Tangan lembut Mama Naresh menggenggam erat tangan putra semata wayangnya yang tak berhenti gemetar, lekukan senyum simpulnya memberi isyarat bahwa Mamanya itu akan baik-baik saja.
“Gapapa, sayang, nanti biar Mama yang bicara sama Papa...“tutur Mama Naresh
Naresh menggenggam erat ujung celananya, menahan perih yang merujam dadanya dan berusaha tersenyum juga di hadapan Mama tercintanya.
“Iya, Mah...” “Mama pokoknya harus sembuh, Mama harus lihat Naresh wisuda dan jadi dokter.”
Mama Naresh mengangguk sambil memeluk hangat putranya, “Mama akan selalu menjadi saksi di tiap perjalanan hidupmu, anakku...”
Harapan itu pupus seketika, pada saat penindakan operasi Mama Naresh yang berlangsung sekitar 2-3 jam, wajah muram sang dokter membawa kabar buruk bagi keluarga Naresh disana...
Pertama kalinya, Naresh menangis meraung-raung di hadapan Papa tirinya dan menunjukkan sisi lemahnya.
“DOKTER, DOKTER BILANG PERSENTASE KESEMBUHAN IBU SAYA ITU BESAR TAPI KENAPA BISA GAGAL??!!!”
“Saya minta maaf, Naresh...”
“KALO MEMANG GAK BISA MENJAMIN HIDUP DAN MATI MANUSIA, JANGAN PERNAH KASIH HARAPAN KE ORANG-ORANG YANG BUTUH HARAPAN HIDUP!!!!” “LO PIKIR GUA BEGO HAH?! GUA JUGA ANAK KEDOKTERAN, GUA TAHU SEMUA RESIKONYA, GAK SEGAMPANG ITU!!! HARUSNYA GUA GAK KASIH IZIN MAMA UNTUK DI OPERASI!!!”

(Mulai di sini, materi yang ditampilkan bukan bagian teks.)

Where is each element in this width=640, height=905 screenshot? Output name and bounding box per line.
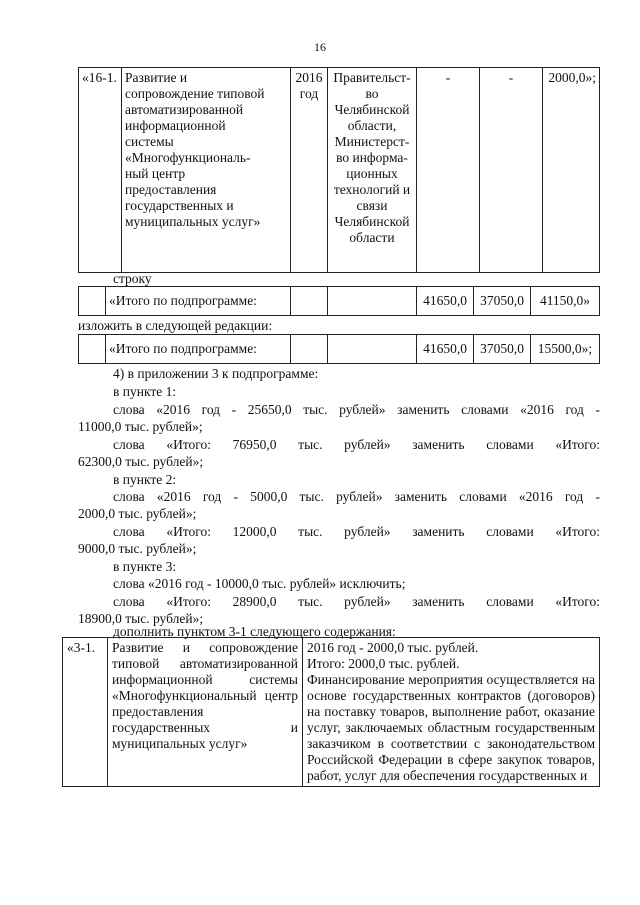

“Maaf, Naresh, saya hanya melaksanakan apa yang harus saya lakukan sebagai dokter.” “Tolong tenangkan diri kamu karena banyak berkas yang harus kamu tanda tangani, salah satunya penandatanganan asuransi—”
“Denger ya, dokter gadungan, kalau sampai ada malpraktik atau apapun kesalahan yang buat Mama meninggal... HIDUP LO GAK AKAN GUE BUAT TENANG CATET ITUUU!!!!”
Pria berbaju hijau itu tak menggubris kecaman Naresh yang saat itu masih berusia 23 tahun. Disitu Naresh bersumpah akan terus mencari tahu semua kebenaran di balik kematian Mama tercintanya, belum lagi begitu Naresh mengetahui bahwa uang asuransi Mamanya yang secara mendadak lenyap mengatasnamakan sumbangan yayasan rumah sakit yang merupakan milik keluarga almarhumah Mamanya. Naresh semakin curiga ini semua ada tangan yang turut ikut campur.
“Tapi saya ada wasiat dari almarhumah Mama saya—”
“Mohon maaf, sumbangan ini juga sudah di tandatangani oleh ahli warisnya sendiri.”
“Mbak saya ada surat wasiat resminya—”
“Sekali lagi mohon maaf. Kami tidak bisa melayani permintaan Anda.”
Naresh mengepal tangannya kuat-kuat...
“Rangga brengsek...”
“Kenapa gejala Anela jadi kayak gini...”
Mata Naresh memencak lebar bahkan hatinya gelisah. Ia tak mau dugaannya menjadi kenyataan.
“Gue harus check lagi kondisinya, gue gak mau dugaan gue bener...” “Ah Aisyah ini, jadi perawat kok gak peka banget sih?! Yaudah gue aja yang pergi kesana!”
Naresh segera mengambil kunci mobilnya dan berlari kecil menyusuri lorong menuju parkiran mobilnya.
Ia harus menuntaskan semua kegelisahannya.